Jadi, aktivisme sungguh membelit umat manusia. Lantas manusia tidak lagi punya kebiasaan mengalokasikan sebagian waktunya untuk keheningan. Apalagi untuk refleksi dengan penalaran dan konsentrasi yang jernih dan jauh dari pamirih.
Maka, tak mengherankan di sama-sini manusia makin kasar, kian beringas, makin tidak manusiawi. Kekasaran dan keberingasan tidak cuma ada di tengah kehidupan buruh di terminal bus, atau pelabuhan laut.
Semuanya itu bisa terjadi pula di sekolah-sekolah, di kalangan mahasiswa, di perkantoran, bukan di kalangan elite (elit politik, ekonomi, dan sebagainya), juga di tengah keluarga.
Kekerasan dan keberingasan sungguh meruyak nyata di jalan-jalan umum. Di sana, kendaraan-kendaraan besar menjadi “raja” yang melecehkan kendaraan-kendaraan kecil.
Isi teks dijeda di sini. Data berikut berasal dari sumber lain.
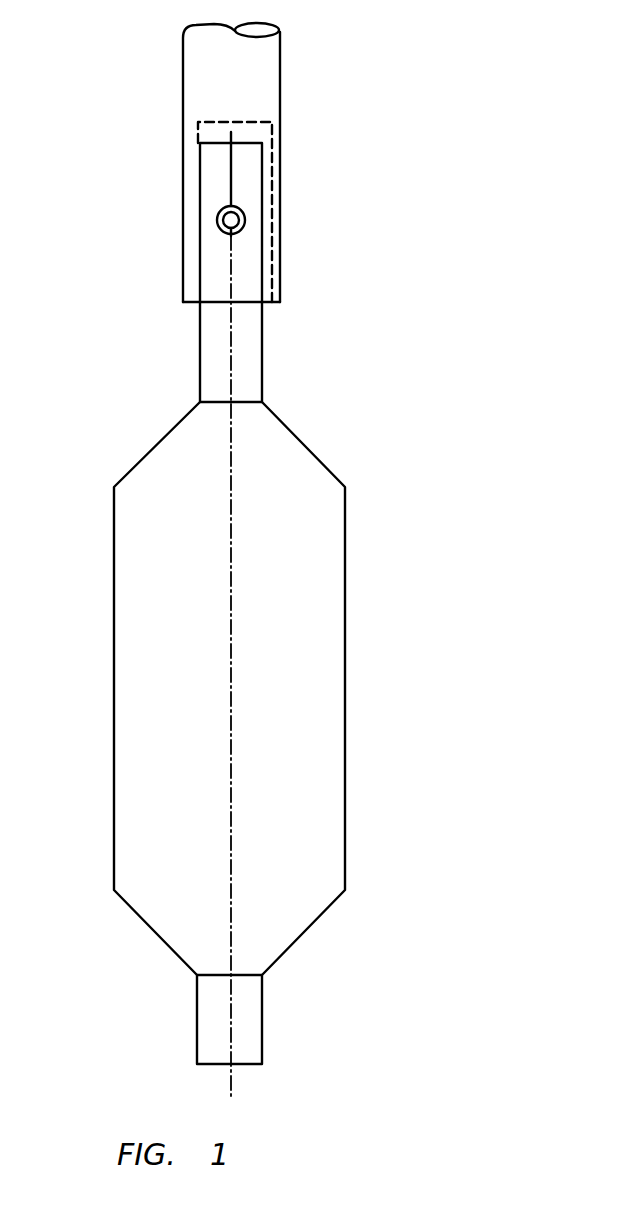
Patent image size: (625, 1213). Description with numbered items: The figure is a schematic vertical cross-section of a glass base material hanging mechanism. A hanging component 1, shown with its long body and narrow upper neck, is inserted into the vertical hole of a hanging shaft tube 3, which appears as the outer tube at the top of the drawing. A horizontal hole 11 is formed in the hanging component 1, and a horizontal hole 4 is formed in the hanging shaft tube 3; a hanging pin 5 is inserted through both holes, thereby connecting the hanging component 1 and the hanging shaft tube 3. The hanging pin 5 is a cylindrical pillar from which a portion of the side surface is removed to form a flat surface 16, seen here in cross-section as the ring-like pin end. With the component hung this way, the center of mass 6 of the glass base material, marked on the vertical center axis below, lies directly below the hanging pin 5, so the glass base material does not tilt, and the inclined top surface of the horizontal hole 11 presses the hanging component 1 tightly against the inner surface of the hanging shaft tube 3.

The hanging component 1 is at (222, 173).
The hanging shaft tube 3 is at (223, 88).
The horizontal hole 4 is at (235, 210).
The hanging pin 5 is at (245, 230).
The center of mass 6 is at (230, 688).
The horizontal hole 11 is at (230, 228).
The flat surface 16 is at (222, 213).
Tapi kendaraan-kendaraan kecil juga “tidak mau kalah”. Bahkan, pejalan kaki pun “tidak mau kalah”.
Pada suasana seperti itu, para pengendara kendaraan kecil menampakkan perilaku mau menang sendiri dengan cara mereka sendiri. Memang mereka tidak bisa menang sendiri seperti pengendara kendaraan besar yang mereka kebut-kebutan sangat tak sopan seolah jalan umum menjadi milik pribadinya.